Building siege weaponry isn’t a commonplace activity nowadays, especially for students of calculus-based physics. The subject usually focuses more on books and figures, a natural fit for these students in their second or third semesters of calculus.

But for 11 or 12 years now, Jordan’s students have put their book knowledge to the practical test, building machines that harness just the powers of mass and physics – no elastic, springs, chemical reactions or electricity allowed – to launch basketballs astounding distances.

The project started with a casual suggestion made to Jordan, that constructing siege weapons might be a good, hands-on way to learn physics. In the first year, students constructed tabletop devices which launched golf balls.

“Then it just went crazy,” Jordan said.

Behemoths standing 15 and 20 feet high dotted Merced College’s practice soccer fields on Wednesday. About 20 trebuchets and catapults stood menacingly, most pieced together from strap wood and farm metal, with names like “Blast Off,” “Doomslinger” and “Widowmaker” spray-painted crudely on.

Looks didn’t count for much in the competition, though. The sole grading criterion was distance; siege devices had to launch a basketball 15 meters for an A, or else receive a zero.

“This is for a grade,” Jordan said. “It either works or it doesn’t.”

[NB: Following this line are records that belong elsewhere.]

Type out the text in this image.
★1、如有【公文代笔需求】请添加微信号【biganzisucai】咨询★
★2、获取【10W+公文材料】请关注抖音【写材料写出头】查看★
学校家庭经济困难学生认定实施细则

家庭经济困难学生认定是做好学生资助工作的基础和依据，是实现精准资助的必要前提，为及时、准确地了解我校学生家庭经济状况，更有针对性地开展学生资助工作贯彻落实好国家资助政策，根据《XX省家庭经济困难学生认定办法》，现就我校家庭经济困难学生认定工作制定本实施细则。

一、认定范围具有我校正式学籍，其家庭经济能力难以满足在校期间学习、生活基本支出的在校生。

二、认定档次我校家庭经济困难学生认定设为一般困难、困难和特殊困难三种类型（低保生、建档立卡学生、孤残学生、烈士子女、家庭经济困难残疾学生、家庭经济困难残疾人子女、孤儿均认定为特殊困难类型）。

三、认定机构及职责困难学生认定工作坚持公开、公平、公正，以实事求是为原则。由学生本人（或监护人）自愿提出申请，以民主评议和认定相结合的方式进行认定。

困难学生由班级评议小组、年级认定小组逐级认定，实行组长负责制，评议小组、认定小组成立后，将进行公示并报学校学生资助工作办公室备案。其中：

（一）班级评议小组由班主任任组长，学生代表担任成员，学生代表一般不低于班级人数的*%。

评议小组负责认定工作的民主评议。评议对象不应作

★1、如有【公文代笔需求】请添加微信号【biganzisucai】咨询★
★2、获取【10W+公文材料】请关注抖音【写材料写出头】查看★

The do or die nature of the event quickly became apparent to student groups, tweaking their devices for just a few more meters of distance and that elusive A. Others struggled to rebuild devices which, unable to stand up to torque or mass, destroyed themselves after a failed attempt.

Despite the high stakes, students still attempted to innovate. A unique torsion machine, designed by a group of students led by Nate Nichols, of Mariposa, was the first of its kind at the annual siege weapon competition.

Nichols’ design attempted to use a weight to spin a rod attacked to a rope, which was to pull a sled up an inclined path. As the sled reached the end of the path it would jerk to a stop, the basketball flinging forward.

The math seemed sane to Nichols; force generated from gravity – redirected along a given angle by the sled – should have easily launched the ball 15 meters. But the sled kept getting tangled, proving that, perhaps, the ancients designed trebuchets as they did for a reason.

“It seemed easier,” Nichols said. “It’s not, take it from me. Go with what everyone else does.”

 

The best of the best

While most competitors built trebuchets, top competitors strived to set an all-time record. Two years ago, that record was set at 72.5 meters.

Sure, the top class would win a pizza party, and the top team physics shirts, but for student teams it was all about the bragging rights.

The “Widowmaker” team’s trebuchet came close. At one point, it looked like the device’s 65.67 meter fling was just a starting point. But headwinds picked up, and an ill-advised addition of weight shook the device off-kilter, ending its chances – and, seemingly, anyone’s chances of besting the all-time record.

But then the “Doomslinger” unleashed its payload. Tractor weights slammed to the ground and a wooden arm more than 10 feet in length sliced through air at an astonishing pace.

The basketball soared through the air like a home-run line drive, going, going, going, before tailing off and smashing to the ground. It was a tape measure shot to a new record: 73.5 meters.

“That was terrifying,” one student said.

“That was awesome,” another student replied.